Heisler travels to his home city Mainz, where his former girlfriend, Leni, resides. She had promised to wait for him, but she has since married and refuses to help. While Heisler hides nearby, another of the escapees, the acrobat, leaps to his death to avoid being captured. Mme. Marelli, unaware that he and the acrobat have escaped, gives him a suit of clothes that were intended for the acrobat. Another prisoner, the writer, tracks Heisler down and almost convinces him to give himself up along with him. With Heisler's options further limited, he goes to see an old friend, Paul Roeder. Heisler tries to avoid telling Roeder he is an escapee, but eventually tells him and tries to leave to keep him out of trouble. Though Roeder is a factory worker with a wife and young children, he still risks helping Heisler.

Roeder goes to see Heisler's old friend Sauer, but Sauer refuses to help him. Sauer, feeling guilty about refusing to help, goes to see Marnet and his friends in the German underground. The group figures out that Heisler is hiding with Roeder, but they leave for a new hiding place in an inn just before Marnet arrives. Roeder is taken in for questioning by the Gestapo, but is released without giving any information. The underground group gets false identification papers to Heisler and tells him where to rendezvous with a ship that will help him escape Germany. Through his exposure to this courage and kindness, and with the help of the sympathetic waitress at the inn, Toni, Heisler regains his faith in humanity. He escapes via the boat to an unknown destination that he identifies as "probably Holland".

==Cast==

- Spencer Tracy as George Heisler
- Signe Hasso as Toni
- Hume Cronyn as Paul Roeder
- Jessica Tandy as Liesel Roeder
- Agnes Moorehead as Madame Marelli
- Herbert Rudley as Franz Marnet
- Felix Bressart as Poldi Schlamm
- Ray Collins as Ernst Wallau / narrator
- Alexander Granach as Zillich
- Katherine Locke as Frau Hedy Sauer
- George Macready as Bruno Sauer
- Paul Guilfoyle as Fiedler
- Stephen Geray as Dr. Loewenstein
- Kurt Katch as Leo Hermann
- Kaaren Verne as Leni
- Konstantin Shayne as Fuellgrabe, a writer
- George Suzanne as Bellani, an acrobat
- John Wengraf as Overkamp
- George Zucco as Fahrenburg
- Steven Muller as Hellwig
- Eily Malyon as Fräulein Bachmann
- Lisa Golm as Frau Hinkel
- James Dime as a prisoner in a concentration camp

==Production==
Anna Seghers, the author of the novel from which this movie was adapted, was a Communist, and Wallau and Heisler were Communists in the book.

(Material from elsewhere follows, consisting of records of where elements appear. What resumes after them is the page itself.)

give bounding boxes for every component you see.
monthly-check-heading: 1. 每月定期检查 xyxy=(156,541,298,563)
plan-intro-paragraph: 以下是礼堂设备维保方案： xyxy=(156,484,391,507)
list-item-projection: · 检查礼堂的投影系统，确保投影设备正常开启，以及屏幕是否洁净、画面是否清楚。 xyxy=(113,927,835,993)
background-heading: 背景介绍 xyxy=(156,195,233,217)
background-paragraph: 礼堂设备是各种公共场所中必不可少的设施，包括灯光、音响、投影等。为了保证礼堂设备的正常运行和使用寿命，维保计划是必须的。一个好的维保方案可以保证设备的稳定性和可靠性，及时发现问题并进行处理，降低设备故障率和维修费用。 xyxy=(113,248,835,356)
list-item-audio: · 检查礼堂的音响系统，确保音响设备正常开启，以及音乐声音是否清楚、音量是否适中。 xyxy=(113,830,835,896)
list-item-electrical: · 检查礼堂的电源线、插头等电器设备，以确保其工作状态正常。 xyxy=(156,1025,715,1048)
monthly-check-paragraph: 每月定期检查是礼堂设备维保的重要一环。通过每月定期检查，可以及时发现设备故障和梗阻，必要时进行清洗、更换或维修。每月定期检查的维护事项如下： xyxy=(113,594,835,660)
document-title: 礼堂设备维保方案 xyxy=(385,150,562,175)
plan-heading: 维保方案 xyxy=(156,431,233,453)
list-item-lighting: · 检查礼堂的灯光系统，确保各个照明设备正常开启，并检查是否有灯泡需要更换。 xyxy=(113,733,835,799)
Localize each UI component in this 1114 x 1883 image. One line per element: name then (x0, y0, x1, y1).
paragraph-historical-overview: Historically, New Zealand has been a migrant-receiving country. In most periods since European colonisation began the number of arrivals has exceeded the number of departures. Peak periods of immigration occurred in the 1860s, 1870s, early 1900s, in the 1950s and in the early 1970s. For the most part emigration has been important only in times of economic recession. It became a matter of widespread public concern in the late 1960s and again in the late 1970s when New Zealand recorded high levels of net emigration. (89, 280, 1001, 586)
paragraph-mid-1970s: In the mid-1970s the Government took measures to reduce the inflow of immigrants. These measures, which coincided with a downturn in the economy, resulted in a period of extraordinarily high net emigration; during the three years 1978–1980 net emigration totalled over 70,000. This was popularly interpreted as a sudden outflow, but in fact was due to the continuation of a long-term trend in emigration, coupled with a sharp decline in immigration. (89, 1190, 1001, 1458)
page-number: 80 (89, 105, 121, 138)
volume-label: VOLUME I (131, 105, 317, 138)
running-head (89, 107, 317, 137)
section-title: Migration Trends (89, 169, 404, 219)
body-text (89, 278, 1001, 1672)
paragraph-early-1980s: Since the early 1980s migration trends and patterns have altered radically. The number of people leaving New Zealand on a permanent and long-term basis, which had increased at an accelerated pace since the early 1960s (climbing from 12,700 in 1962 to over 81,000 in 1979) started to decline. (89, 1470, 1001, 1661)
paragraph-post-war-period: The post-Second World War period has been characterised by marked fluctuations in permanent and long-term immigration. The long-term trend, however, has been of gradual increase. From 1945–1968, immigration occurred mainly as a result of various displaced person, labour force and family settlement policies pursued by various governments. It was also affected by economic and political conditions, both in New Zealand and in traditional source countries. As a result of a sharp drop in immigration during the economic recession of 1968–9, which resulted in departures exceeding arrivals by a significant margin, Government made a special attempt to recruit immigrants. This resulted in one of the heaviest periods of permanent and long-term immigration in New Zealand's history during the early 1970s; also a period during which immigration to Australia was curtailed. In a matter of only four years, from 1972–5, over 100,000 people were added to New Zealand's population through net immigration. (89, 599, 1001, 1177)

In Helen Deutsch's script, their political affiliation is not given. The political thrust of the film is thus about the anti-Fascist German resistance. Refugees from Nazi Germany played many small roles, with the small uncredited bit part of a janitor played by Helene Weigel, the prominent German actress and wife of Bertolt Brecht. Hugh Beaumont has an uncredited role as a truck driver.

MGM publicity played up the fleeting romantic element between Tracy's character and that of the Swedish actress, Signe Hasso, with the tagline: "The revealing novel of a hunted man's search for love!"

==Reception==
Film critic and author James Agee reviewed it in 1944: "...Metro-Goldwyn-Mayer has used it, with every good intention I am sure, to crucify the possiblities of a very fine movie."
Leslie Halliwell gave it two of four stars: "Impressive melodrama...Old-style Hollywood production at its best; but a rather obviously contrived story." Leonard Maltin gave the film three out of four stars in his Movie Guide: "Exciting film makes strong statement about a cynic who regains hope when others risk their lives to save him."

==Box office==
According to MGM records, the film earned $2,082,000 in the US and Canada and $1,489,000 elsewhere resulting in a profit of $1,021,000.

==Award==
Hume Cronyn received an Academy Award nomination as Actor in a Supporting Role for his performance as Paul Roeder.